Souligner les dynamiques de «ponts culturels» entre l'Orient et l'Occident. l'Islam et l'Occident et promouvoir la stratégie des alliances de civilisations engagée par les Nations unies en 2004.
Concevoir au sein de l'Unesco une stratégie de nouveau partenariat culturel international pour le XXIe siècle autour duquel pourraient s'agréger une série d'initiatives culturelles et de projets fédérateurs dans de nombreux domaines d'activités, une sorte de nouveau Plan Marshall de la culture. Il s'agira d'œuvrer pour que ces rêves d'universalisme poursuivis par Huxley et James Torres Bodet pour l'avènement d'une communauté culturelle mondiale deviennent un jour réalité.
Cultiver un nouvel humanisme universel en investissant encore et toujours dans la valorisation des grandes œuvres du patrimoine culturel de l'humanité, que ce soit dans le domaine archéologique, religieux, artistique et scientifique en exhumant les personnages et les symboles tout comme les valeurs communes qui ont contribué au rapprochement entre les peuples et les nations, l'objectif étant de contribuer à combler le grand déficit culturel dont souffrent encore les relations internationales contemporaines.
A l'issue de cette analyse rétrospective, serait-il prétentieux de considérer que l'histoire de l'Unesco se confond d'une certaine manière avec celle de la société internationale contemporaine, éclairant les principales transformations survenues au cours de la seconde moitié du XXe siècle ? On serait tenté de le croire à la lumière des travaux des trois premiers colloques organisés par le Comité scientifique international du projet d'histoire de l'Unesco à Londres (2009), Dakar (2009) et Heidelberg (2010), lesquels ont largement démontré que l'Unesco a été à la fois le théâtre de compétitions idéologiques et politiques entre l'Est et l'Ouest, le Nord et le Sud, mais en même temps une tribune unique pour de nombreux acteurs transnationaux, une plateforme idéale pour la promotion des idéaux éducatifs et culturels universels.
En effet, à l'examen des principales étapes et les faits saillants de l'histoire de l'Unesco, on se rend compte aisément des profondes modifications de la société internationale sous l'effet des innovations scientifiques, technologiques mais aussi des avancées politiques majeures avec la décolonisation, la fin de l'apartheid, la fin du communisme ouvrant la voie à la liberté et la démocratie pluraliste en Europe de l'Est.

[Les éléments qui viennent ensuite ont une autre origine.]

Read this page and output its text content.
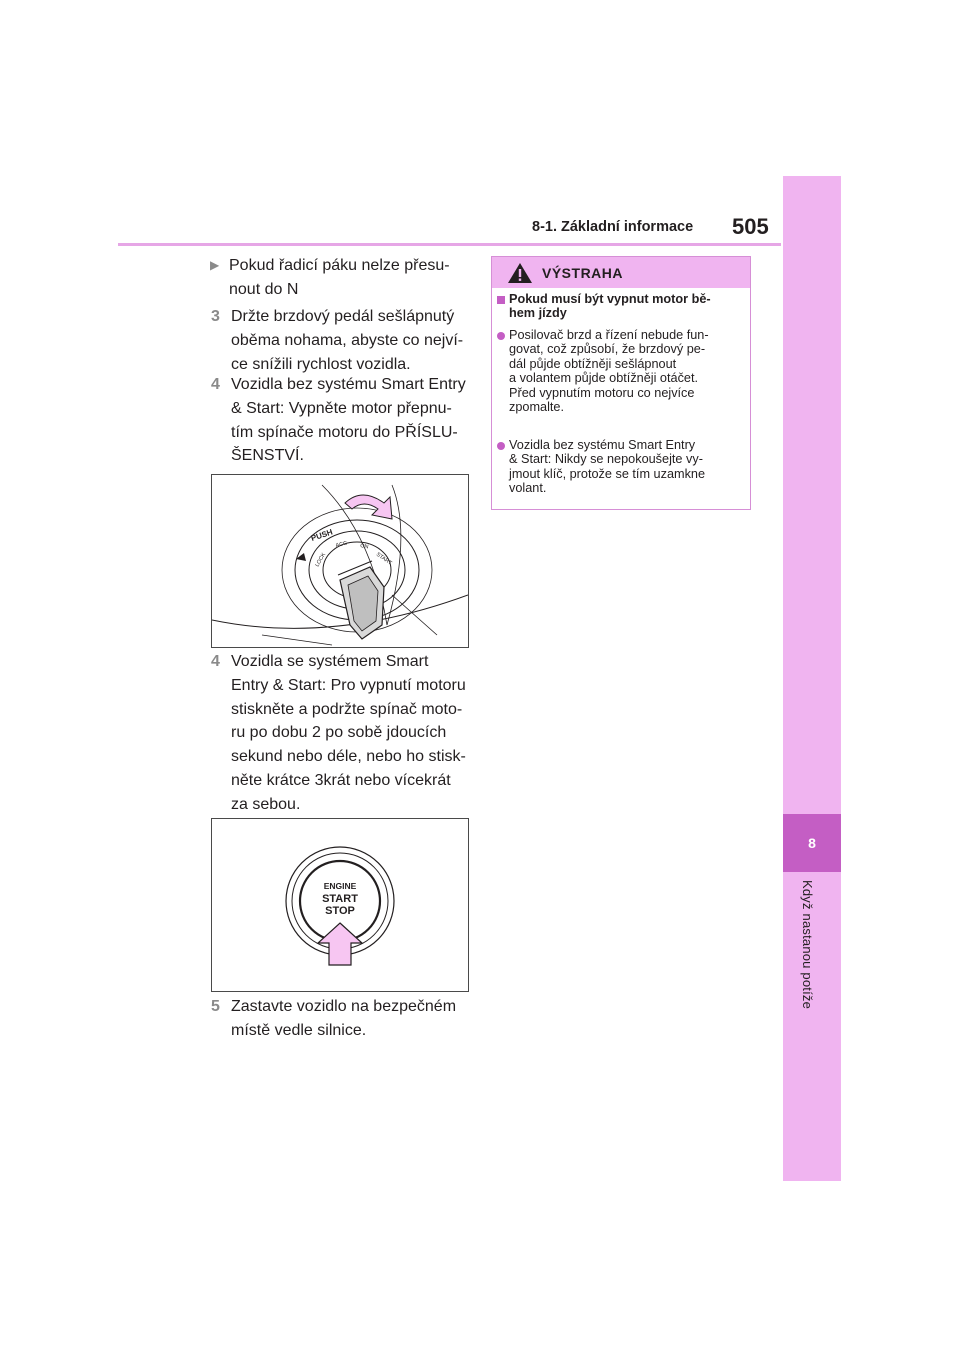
8
Když nastanou potíže
8-1. Základní informace 505
▶ Pokud řadicí páku nelze přesu-
nout do N
3 Držte brzdový pedál sešlápnutý
oběma nohama, abyste co nejví-
ce snížili rychlost vozidla.
4 Vozidla bez systému Smart Entry
& Start: Vypněte motor přepnu-
tím spínače motoru do PŘÍSLU-
ŠENSTVÍ.
PUSH
LOCK
ACC ON
START
4 Vozidla se systémem Smart
Entry & Start: Pro vypnutí motoru
stiskněte a podržte spínač moto-
ru po dobu 2 po sobě jdoucích
sekund nebo déle, nebo ho stisk-
něte krátce 3krát nebo vícekrát
za sebou.
ENGINE
START
STOP
5 Zastavte vozidlo na bezpečném
místě vedle silnice.
VÝSTRAHA
Pokud musí být vypnut motor bě-
hem jízdy
Posilovač brzd a řízení nebude fun-
govat, což způsobí, že brzdový pe-
dál půjde obtížněji sešlápnout
a volantem půjde obtížněji otáčet.
Před vypnutím motoru co nejvíce
zpomalte.
Vozidla bez systému Smart Entry
& Start: Nikdy se nepokoušejte vy-
jmout klíč, protože se tím uzamkne
volant.
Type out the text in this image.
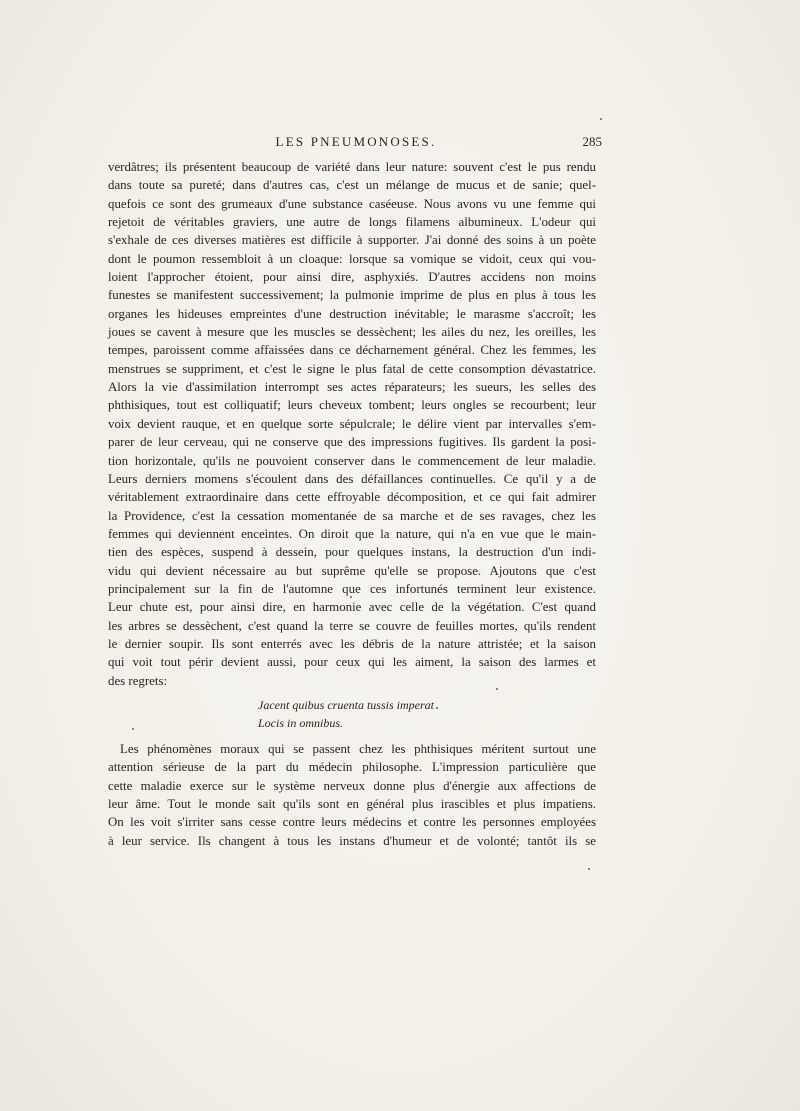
LES PNEUMONOSES.	285
verdâtres; ils présentent beaucoup de variété dans leur nature: souvent c'est le pus rendu
dans toute sa pureté; dans d'autres cas, c'est un mélange de mucus et de sanie; quel-
quefois ce sont des grumeaux d'une substance caséeuse. Nous avons vu une femme qui
rejetoit de véritables graviers, une autre de longs filamens albumineux. L'odeur qui
s'exhale de ces diverses matières est difficile à supporter. J'ai donné des soins à un poète
dont le poumon ressembloit à un cloaque: lorsque sa vomique se vidoit, ceux qui vou-
loient l'approcher étoient, pour ainsi dire, asphyxiés. D'autres accidens non moins
funestes se manifestent successivement; la pulmonie imprime de plus en plus à tous les
organes les hideuses empreintes d'une destruction inévitable; le marasme s'accroît; les
joues se cavent à mesure que les muscles se dessèchent; les ailes du nez, les oreilles, les
tempes, paroissent comme affaissées dans ce décharnement général. Chez les femmes, les
menstrues se suppriment, et c'est le signe le plus fatal de cette consomption dévastatrice.
Alors la vie d'assimilation interrompt ses actes réparateurs; les sueurs, les selles des
phthisiques, tout est colliquatif; leurs cheveux tombent; leurs ongles se recourbent; leur
voix devient rauque, et en quelque sorte sépulcrale; le délire vient par intervalles s'em-
parer de leur cerveau, qui ne conserve que des impressions fugitives. Ils gardent la posi-
tion horizontale, qu'ils ne pouvoient conserver dans le commencement de leur maladie.
Leurs derniers momens s'écoulent dans des défaillances continuelles. Ce qu'il y a de
véritablement extraordinaire dans cette effroyable décomposition, et ce qui fait admirer
la Providence, c'est la cessation momentanée de sa marche et de ses ravages, chez les
femmes qui deviennent enceintes. On diroit que la nature, qui n'a en vue que le main-
tien des espèces, suspend à dessein, pour quelques instans, la destruction d'un indi-
vidu qui devient nécessaire au but suprême qu'elle se propose. Ajoutons que c'est
principalement sur la fin de l'automne que ces infortunés terminent leur existence.
Leur chute est, pour ainsi dire, en harmonie avec celle de la végétation. C'est quand
les arbres se dessèchent, c'est quand la terre se couvre de feuilles mortes, qu'ils rendent
le dernier soupir. Ils sont enterrés avec les débris de la nature attristée; et la saison
qui voit tout périr devient aussi, pour ceux qui les aiment, la saison des larmes et
des regrets:
Jacent quibus cruenta tussis imperat
Locis in omnibus.
Les phénomènes moraux qui se passent chez les phthisiques méritent surtout une
attention sérieuse de la part du médecin philosophe. L'impression particulière que
cette maladie exerce sur le système nerveux donne plus d'énergie aux affections de
leur âme. Tout le monde sait qu'ils sont en général plus irascibles et plus impatiens.
On les voit s'irriter sans cesse contre leurs médecins et contre les personnes employées
à leur service. Ils changent à tous les instans d'humeur et de volonté; tantôt ils se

A cet égard, l'Unesco a représenté dans le passé et représente encore dans l'immédiat, comme dans le futur, un véritable laboratoire, une plateforme incontournable pour tester les chances du dialogue interplanétaire dans le contexte de l'ordre international complexe et difficile, à la naissance duquel nous assistons en ce début du siècle.
C'est, en effet, à l'Unesco que s'élaborent et se renforcent, depuis des décennies, les activités visant à promouvoir le dialogue des cultures, l'alliance et le dialogue des civilisations, ainsi que le dialogue interreligieux, qui sont les fondements essentiels de la paix dans notre monde d'aujourd'hui. Si l'importance du rôle de l'Unesco dans la démocratisation de l'éducation, de la science, de la culture et de la communication n'est plus à démontrer, ce qui manquerait, c'est proposer, en définitive, de fonder un nouvel humanisme dont l'un des principes fondamentaux serait de concevoir pour le XXIe siècle une nouvelle ère de paix et de coexistence, de développement durable et de dialogue de civilisations.
A l'heure où la communauté internationale célèbre le soixante-dixième anniversaire de la fondation de l'Unesco, la Tunisie, qui a toujours développé une coopération exemplaire avec cette organisation internationale, ne peut que saluer cet évènement marquant et se joindre au concert des nations pour jeter les bases d'un partenariat culturel global à l'échelle planétaire, mieux pour la mise en place d'une «alliance des civilisations» pour un monde meilleur pour le XXIe siècle.
* Membre du Comité scientifique international du projet d'histoire de l'Unesco à Paris.